Su tutti svetta il colosso di Netflix (non ancora disponibile in Italia), una streaming tv americana presente anche in diversi paesi europei che ha registrato nel mese di luglio i 50 milioni di abbonati con un fatturato che si aggira intorno ai 3,5 miliardi di dollari. Insomma ancora una volta la tecnologia inizialmente osteggiata sta offrendo all’industria la possibilità di nuovi e facoltosi incassi. Assumono così dei contorni leggermente sfuocati le leggi che via via negli anni si sono susseguite per contrastare il fenomeno della pirateria.
Clamoroso è stato il caso della cosiddetta “legge dei tre colpi” francese che prevedeva il blocco a tempo indeterminato dell’accesso ad internet a chiunque fosse stato trovato per ben più di tre volte a scaricare o guardare un qualsiasi file coperto dal diritto d’autore. La norma è stata ritenuta incostituzionale e trasformata in una multa tra i 60 e i 150 euro. Dopo 4 anni, milioni di euro spesi per tenere in vita l’Hadopi (l’ente francese che deve individuare i casi di pirateria e far rispettare la legge), i casi sanzionati sono stati tre. Non meglio è andata alla Russia di Putin, presente nella così detta black list della Mpaa dei paesi con il più alto tasso di pirateria mondiale. Il capo del Cremlino a marzo 2014 si era abbandonato all’amara constatazione che le misure anti download erano state un totale fallimento e che il sistema di controllo doveva essere profondamente ripensato.

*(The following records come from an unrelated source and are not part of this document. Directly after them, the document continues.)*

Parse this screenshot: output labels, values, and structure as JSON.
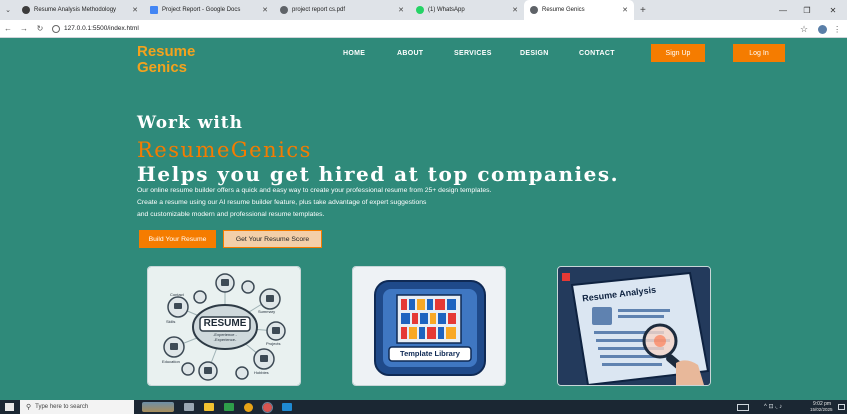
{
  "browser": {
    "tabs": [
      {
        "title": "Resume Analysis Methodology",
        "icon_color": "#3c3c3c",
        "active": false
      },
      {
        "title": "Project Report - Google Docs",
        "icon_color": "#4285f4",
        "active": false
      },
      {
        "title": "project report cs.pdf",
        "icon_color": "#5f6368",
        "active": false
      },
      {
        "title": "(1) WhatsApp",
        "icon_color": "#25d366",
        "active": false
      },
      {
        "title": "Resume Genics",
        "icon_color": "#5f6368",
        "active": true
      }
    ],
    "new_tab": "+",
    "address": "127.0.0.1:5500/index.html",
    "window_controls": [
      "—",
      "❐",
      "✕"
    ]
  },
  "site": {
    "logo": "Resume Genics",
    "nav": [
      "HOME",
      "ABOUT",
      "SERVICES",
      "DESIGN",
      "CONTACT"
    ],
    "signup_label": "Sign Up",
    "login_label": "Log In"
  },
  "hero": {
    "line1": "Work with",
    "line2": "ResumeGenics",
    "line3": "Helps you get hired at top companies.",
    "desc": [
      "Our online resume builder offers a quick and easy way to create your professional resume from 25+ design templates.",
      "Create a resume using our AI resume builder feature, plus take advantage of expert suggestions",
      "and customizable modern and professional resume templates."
    ],
    "cta_primary": "Build Your Resume",
    "cta_secondary": "Get Your Resume Score"
  },
  "cards": {
    "resume": {
      "title": "RESUME",
      "subtitle": "-Experience -",
      "subtitle2": "-Experience-",
      "nodes": [
        "Skills",
        "Contact",
        "Education",
        "Summary",
        "Projects",
        "Hobbies"
      ]
    },
    "templates": {
      "label": "Template Library"
    },
    "analysis": {
      "label": "Resume Analysis"
    }
  },
  "taskbar": {
    "search_placeholder": "Type here to search",
    "time": "9:02 pm",
    "date": "15/02/2025"
  },
  "colors": {
    "page_bg": "#2f8a7a",
    "accent_orange": "#f57c00",
    "logo_orange": "#f4a21d"
  }
}
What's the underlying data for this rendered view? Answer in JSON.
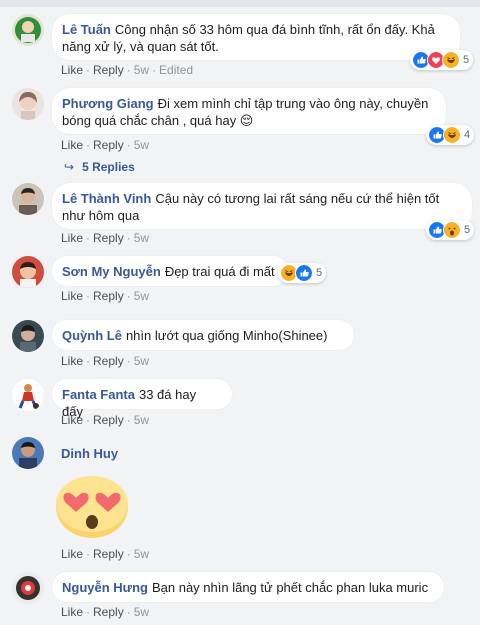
{
  "comments": [
    {
      "author": "Lê Tuấn",
      "text": "Công nhận số 33 hôm qua đá bình tĩnh, rất ổn đấy. Khả năng xử lý, và quan sát tốt.",
      "like": "Like",
      "reply": "Reply",
      "time": "5w",
      "edited": "Edited",
      "reactions": [
        "like-icon",
        "love-icon",
        "haha-icon"
      ],
      "reaction_count": "5"
    },
    {
      "author": "Phương Giang",
      "text": "Đi xem mình chỉ tập trung vào ông này, chuyền bóng quá chắc chân , quá hay 😌",
      "like": "Like",
      "reply": "Reply",
      "time": "5w",
      "reactions": [
        "like-icon",
        "haha-icon"
      ],
      "reaction_count": "4",
      "replies_label": "5 Replies"
    },
    {
      "author": "Lê Thành Vinh",
      "text": "Cậu này có tương lai rất sáng nếu cứ thể hiện tốt như hôm qua",
      "like": "Like",
      "reply": "Reply",
      "time": "5w",
      "reactions": [
        "like-icon",
        "wow-icon"
      ],
      "reaction_count": "5"
    },
    {
      "author": "Sơn My Nguyễn",
      "text": "Đẹp trai quá đi mất",
      "like": "Like",
      "reply": "Reply",
      "time": "5w",
      "reactions": [
        "haha-icon",
        "like-icon"
      ],
      "reaction_count": "5"
    },
    {
      "author": "Quỳnh Lê",
      "text": "nhìn lướt qua giống Minho(Shinee)",
      "like": "Like",
      "reply": "Reply",
      "time": "5w"
    },
    {
      "author": "Fanta Fanta",
      "text": "33 đá hay đấy",
      "like": "Like",
      "reply": "Reply",
      "time": "5w"
    },
    {
      "author": "Dinh Huy",
      "text": "",
      "sticker": "heart-eyes-emoji",
      "like": "Like",
      "reply": "Reply",
      "time": "5w"
    },
    {
      "author": "Nguyễn Hưng",
      "text": "Bạn này nhìn lãng tử phết chắc phan luka muric",
      "like": "Like",
      "reply": "Reply",
      "time": "5w"
    }
  ],
  "colors": {
    "background": "#f2f3f5",
    "bubble": "#ffffff",
    "author": "#385898",
    "meta": "#90949c",
    "like_blue": "#1877f2",
    "love_red": "#f33e58",
    "haha_yellow": "#f7b125"
  }
}
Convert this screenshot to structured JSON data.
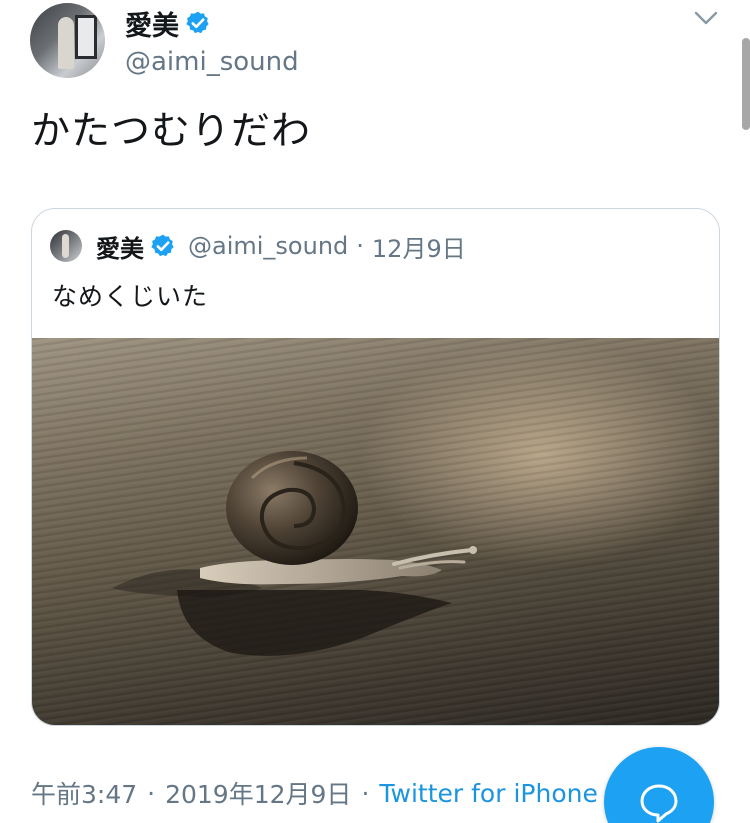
{
  "tweet": {
    "author_name": "愛美",
    "author_handle": "@aimi_sound",
    "text": "かたつむりだわ",
    "timestamp": "午前3:47",
    "date": "2019年12月9日",
    "separator": "·",
    "source": "Twitter for iPhone"
  },
  "quoted": {
    "author_name": "愛美",
    "author_handle": "@aimi_sound",
    "separator": "·",
    "date": "12月9日",
    "text": "なめくじいた"
  },
  "icons": {
    "verified": "verified-badge-icon",
    "chevron": "chevron-down-icon",
    "compose": "speech-bubble-icon"
  },
  "colors": {
    "accent": "#1da1f2",
    "link": "#1b95e0",
    "secondary_text": "#657786",
    "border": "#ccd6dd"
  }
}
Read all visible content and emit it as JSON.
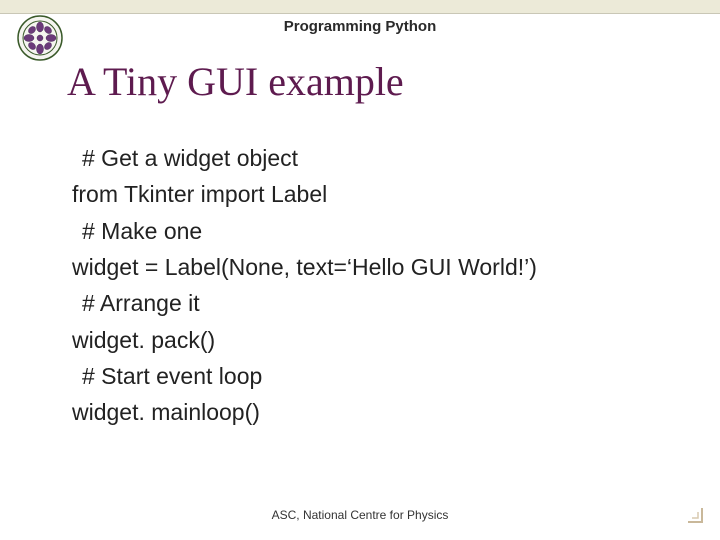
{
  "header": {
    "title": "Programming Python"
  },
  "slide": {
    "title": "A Tiny GUI example"
  },
  "code": {
    "line1": "# Get a widget object",
    "line2": "from Tkinter import Label",
    "line3": "# Make one",
    "line4": "widget = Label(None, text=‘Hello GUI World!’)",
    "line5": "# Arrange it",
    "line6": "widget. pack()",
    "line7": "# Start event loop",
    "line8": "widget. mainloop()"
  },
  "footer": {
    "text": "ASC, National Centre for Physics"
  },
  "colors": {
    "title": "#5e1b4f",
    "topbar": "#ecead8"
  }
}
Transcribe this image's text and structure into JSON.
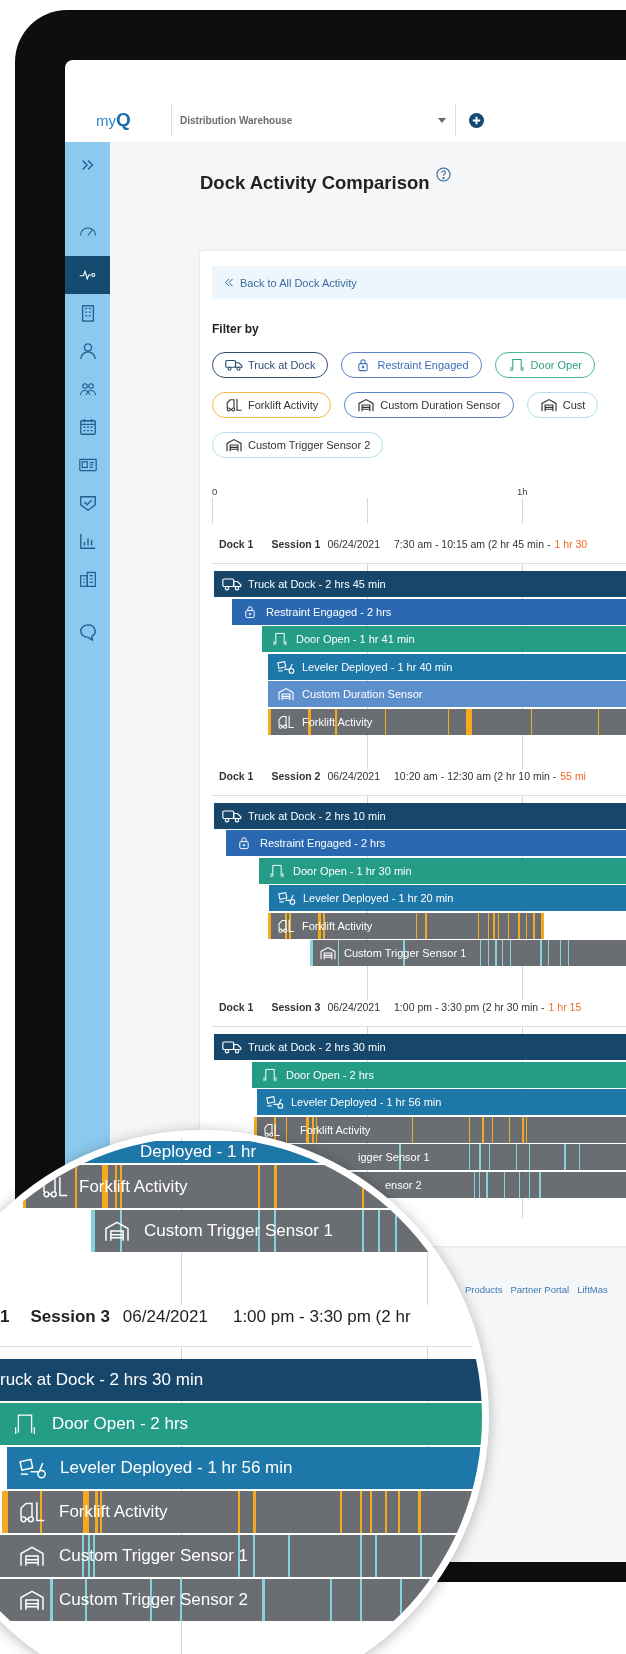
{
  "header": {
    "logo": "my**Q**",
    "location": "Distribution Warehouse"
  },
  "sidebar": {
    "items": [
      {
        "selected": false
      },
      {
        "selected": false
      },
      {
        "selected": true
      },
      {
        "selected": false
      },
      {
        "selected": false
      },
      {
        "selected": false
      },
      {
        "selected": false
      },
      {
        "selected": false
      },
      {
        "selected": false
      },
      {
        "selected": false
      },
      {
        "selected": false
      },
      {
        "selected": false
      }
    ]
  },
  "page": {
    "title": "Dock Activity Comparison",
    "back_link": "Back to All Dock Activity",
    "filter_label": "Filter by"
  },
  "filter_rows": [
    [
      {
        "kind": "truck",
        "label": "Truck at Dock"
      },
      {
        "kind": "restraint",
        "label": "Restraint Engaged"
      },
      {
        "kind": "door",
        "label": "Door Oper"
      }
    ],
    [
      {
        "kind": "forklift",
        "label": "Forklift Activity"
      },
      {
        "kind": "duration",
        "label": "Custom Duration Sensor"
      },
      {
        "kind": "trigger",
        "label": "Cust"
      }
    ],
    [
      {
        "kind": "trigger",
        "label": "Custom Trigger Sensor 2"
      }
    ]
  ],
  "axis": {
    "labels": [
      "0",
      "1h"
    ]
  },
  "sessions": [
    {
      "dock": "Dock 1",
      "session": "Session 1",
      "date": "06/24/2021",
      "time": "7:30 am - 10:15 am (2 hr 45 min -",
      "idle": "1 hr 30",
      "bars": [
        {
          "kind": "truck",
          "label": "Truck at Dock - 2 hrs 45 min"
        },
        {
          "kind": "restraint",
          "label": "Restraint Engaged - 2 hrs"
        },
        {
          "kind": "door",
          "label": "Door Open - 1 hr 41 min"
        },
        {
          "kind": "leveler",
          "label": "Leveler Deployed - 1 hr 40 min"
        },
        {
          "kind": "duration",
          "label": "Custom Duration Sensor"
        },
        {
          "kind": "forklift",
          "label": "Forklift Activity"
        }
      ]
    },
    {
      "dock": "Dock 1",
      "session": "Session 2",
      "date": "06/24/2021",
      "time": "10:20 am - 12:30 am (2 hr 10 min -",
      "idle": "55 mi",
      "bars": [
        {
          "kind": "truck",
          "label": "Truck at Dock - 2 hrs 10 min"
        },
        {
          "kind": "restraint",
          "label": "Restraint Engaged - 2 hrs"
        },
        {
          "kind": "door",
          "label": "Door Open - 1 hr 30 min"
        },
        {
          "kind": "leveler",
          "label": "Leveler Deployed - 1 hr 20 min"
        },
        {
          "kind": "forklift",
          "label": "Forklift Activity"
        },
        {
          "kind": "trigger",
          "label": "Custom Trigger Sensor 1"
        }
      ]
    },
    {
      "dock": "Dock 1",
      "session": "Session 3",
      "date": "06/24/2021",
      "time": "1:00 pm - 3:30 pm (2 hr 30 min -",
      "idle": "1 hr 15",
      "bars": [
        {
          "kind": "truck",
          "label": "Truck at Dock - 2 hrs 30 min"
        },
        {
          "kind": "door",
          "label": "Door Open - 2 hrs"
        },
        {
          "kind": "leveler",
          "label": "Leveler Deployed - 1 hr 56 min"
        },
        {
          "kind": "forklift",
          "label": "Forklift Activity"
        },
        {
          "kind": "trigger",
          "label": "igger Sensor 1"
        },
        {
          "kind": "trigger",
          "label": "ensor 2"
        }
      ]
    }
  ],
  "footer": {
    "links": [
      "Products",
      "Partner Portal",
      "LiftMas"
    ]
  },
  "magnifier": {
    "bars_top": [
      {
        "kind": "leveler",
        "label": "Deployed - 1 hr"
      },
      {
        "kind": "forklift",
        "label": "Forklift Activity"
      },
      {
        "kind": "trigger",
        "label": "Custom Trigger Sensor 1"
      }
    ],
    "session": {
      "dock": "1",
      "session": "Session 3",
      "date": "06/24/2021",
      "time": "1:00 pm - 3:30 pm (2 hr"
    },
    "bars": [
      {
        "kind": "truck",
        "label": "ruck at Dock - 2 hrs 30 min"
      },
      {
        "kind": "door",
        "label": "Door Open - 2 hrs"
      },
      {
        "kind": "leveler",
        "label": "Leveler Deployed - 1 hr 56 min"
      },
      {
        "kind": "forklift",
        "label": "Forklift Activity"
      },
      {
        "kind": "trigger",
        "label": "Custom Trigger Sensor 1"
      },
      {
        "kind": "trigger",
        "label": "Custom Trigger Sensor 2"
      }
    ]
  }
}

L’Italia da parte sua rincorre decreti e normative da anni, sfociate nel maggio del 2014 nel tanto agognato decreto Agcom che ha portato l’industria e la stessa Fapav a gridare alla fine dell’illegalità. Come potrà controllare chiunque abbia una connessione, i siti di streaming e di sharing “pirati” sono ancora lì. Cineblog cambia dominio di continuo non appena uno dei suoi tanti siti viene oscurato. Realtà come TnT Village continuano a fornire gratuitamente migliaia di film, spesso anche introvabili, a chiunque si colleghi al sito, combattendo quella che viene definita “una battaglia etica” che si rifà né più né meno ai principi della free culture. Il decreto Agcom si segnala, appena entrato in vigore, per aver fatto rimuovere dal sito ufficiale della Regione Marche un video che mostrava le bellezze architettoniche della regione.
In America intanto vengono sviluppate due realtà che imprimono un’accelerazione inarrestabile alla condivisione di qualsiasi tipo di file. Popcorn Time che viene ribattezzato il Netflix pirata, subito chiuso e poi riaperto e che dà la possibilità di vedere in streaming migliaia di film utilizzando i file torrent, e il sito TvStreamcms che opera probabilmente il passo definitivo in questa strenua battaglia tra il diritto alla condivisione e la necessità che venga riconosciuto a chi produce un ritorno economico. TvStreamcms permette a chiunque ne abbia voglia di aprire il proprio sito di file sharing. Come sostiene il ceo di Dreamworks, allora, la partita è ancora lontana dall’essere conclusa. Le case di produzione dovranno sicuramente ripensare i propri modelli distributivi, dare la possibilità di fruire un film sul dispositivo che si preferisce (lo schermo della sala, il televisore o il proprio smartphone) e adeguare i prezzi alle differenti piattaforme. Internet più che uno spazio da combattere si prospetta, così, come l’ennesima frontiera da dover definitivamente conquistare: l’ennesima corsa all’oro su cui piantare la propria bandiera.